This essay aims to analyze the function of the narrator in the 1993 movie, “Carlito’s Way,” directed by well-respected filmmaker, Brian De Palma. I will focus on how the narrator manipulates the audience due to his impartially interventions with the purpose of establishing a close relationship with them. The first scene of the movie is a good example of an internal narrator, who “guides” the audience through the plot of the movie through a flashback.
However, before moving the viewer to the action, the narrator anticipates the beginning of the outcome of the film, thus giving us enough information to guess what could happen at the end. In this manner, thanks to the narrator, we know important information earlier than other characters so he already attracts us to him. Nevertheless, he does not disclose all the information to maintain suspense. In addition to this, we should also consider the subjectivity of the narrator’s point of view when he is on the stretcher and the camera spins around, which intensifies his personal perspective as a part of the manipulative device.
Another interesting scene is that in which Carlito (Al Pacino) escapes from the brawl that has been between his cousin, Rolando and other gangsters. During his flight, the narrator’s voice is activated to tell us the protagonist’s intention of leaving the city and starting another life. This is how we are the first to know his new aim; the narrator is giving us the privilege to manage this information before the other characters know about it. Thereby, even though he just killed several men, we tend to identify ourselves with this character due to the narrator’s hopeful statement of intentions.
Two more scenes should be taken into account: one is that in which the narrator tells us how he met his lawyer, David (Sean Penn) and what kind of relationship they have. We have seen David other times on screen but until the narrator does not explain who he is, we ignore his function in the film. The narrator clarifies their friendship since the very beginning to allow the audience to understand Carlito’s loyal position during the film, thus making us feel admiration for him although he eventually “kills” David.

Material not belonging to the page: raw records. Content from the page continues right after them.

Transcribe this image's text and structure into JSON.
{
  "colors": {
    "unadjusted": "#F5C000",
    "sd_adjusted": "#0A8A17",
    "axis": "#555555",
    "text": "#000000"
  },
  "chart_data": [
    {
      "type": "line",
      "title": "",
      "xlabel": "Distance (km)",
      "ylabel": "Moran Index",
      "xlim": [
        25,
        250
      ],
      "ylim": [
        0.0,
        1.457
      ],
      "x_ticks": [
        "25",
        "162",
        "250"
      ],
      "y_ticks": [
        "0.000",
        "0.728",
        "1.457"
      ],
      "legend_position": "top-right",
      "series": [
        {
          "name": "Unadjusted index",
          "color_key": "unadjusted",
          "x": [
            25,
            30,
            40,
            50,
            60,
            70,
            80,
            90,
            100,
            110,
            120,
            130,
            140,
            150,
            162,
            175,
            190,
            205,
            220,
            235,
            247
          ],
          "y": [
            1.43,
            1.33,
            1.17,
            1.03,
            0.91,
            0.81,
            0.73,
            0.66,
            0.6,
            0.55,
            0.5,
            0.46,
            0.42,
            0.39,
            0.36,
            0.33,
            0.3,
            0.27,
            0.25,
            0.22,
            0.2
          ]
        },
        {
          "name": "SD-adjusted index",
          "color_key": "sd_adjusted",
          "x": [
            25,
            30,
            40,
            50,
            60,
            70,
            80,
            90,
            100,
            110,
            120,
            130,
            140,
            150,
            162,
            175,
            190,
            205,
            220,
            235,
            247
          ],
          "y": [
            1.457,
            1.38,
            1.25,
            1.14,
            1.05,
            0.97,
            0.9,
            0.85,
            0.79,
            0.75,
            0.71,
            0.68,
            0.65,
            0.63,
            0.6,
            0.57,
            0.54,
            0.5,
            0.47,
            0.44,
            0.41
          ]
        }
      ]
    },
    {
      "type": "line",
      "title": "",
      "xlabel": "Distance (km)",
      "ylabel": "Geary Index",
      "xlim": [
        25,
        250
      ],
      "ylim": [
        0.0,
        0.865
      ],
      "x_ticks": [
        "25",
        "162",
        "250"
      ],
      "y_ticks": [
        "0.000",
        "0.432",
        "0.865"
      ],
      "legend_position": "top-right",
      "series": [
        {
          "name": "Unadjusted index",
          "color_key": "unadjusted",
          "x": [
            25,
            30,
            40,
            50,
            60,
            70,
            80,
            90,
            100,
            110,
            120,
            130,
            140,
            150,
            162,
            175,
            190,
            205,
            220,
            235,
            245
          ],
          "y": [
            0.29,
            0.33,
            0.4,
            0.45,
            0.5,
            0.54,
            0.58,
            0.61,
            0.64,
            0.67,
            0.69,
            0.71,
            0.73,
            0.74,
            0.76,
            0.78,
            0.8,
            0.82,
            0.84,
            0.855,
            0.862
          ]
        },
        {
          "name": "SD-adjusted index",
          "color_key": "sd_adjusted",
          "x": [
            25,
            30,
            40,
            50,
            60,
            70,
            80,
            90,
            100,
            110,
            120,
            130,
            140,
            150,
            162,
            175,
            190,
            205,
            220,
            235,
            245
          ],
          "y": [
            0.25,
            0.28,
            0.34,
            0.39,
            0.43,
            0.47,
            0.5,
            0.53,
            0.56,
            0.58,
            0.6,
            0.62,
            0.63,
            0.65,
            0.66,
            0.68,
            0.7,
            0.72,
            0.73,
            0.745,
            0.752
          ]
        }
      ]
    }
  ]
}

The other important scene belongs to the romantic storyline of the movie. There, Carlito shows his feelings for Gail (Penelope Ann Miller) by means of the narrator’s voice. He makes us his confidants and tells us many more things than he will tell Gail. Therefore, in these two scenes, through the narrator, positive features of Carlito are presented-allegiance and sensitivity-so his dark past is attenuated in order to extoll character’s good aspects rather than bad ones.
As a result, this manipulation gets that we empathize with Carlito. To sum up, the protagonist’s role as an internal narrator prevents him from displaying an objective vision of the story. Although his interventions seem random, behind them a system of handling is hidden. That is, the narrator adopts the strategic position of showing his feelings with the aim of winning over the audience and achieving a kind of complicity with us. Consequently, we may think Carlito has good qualities but, actually, he is an antihero.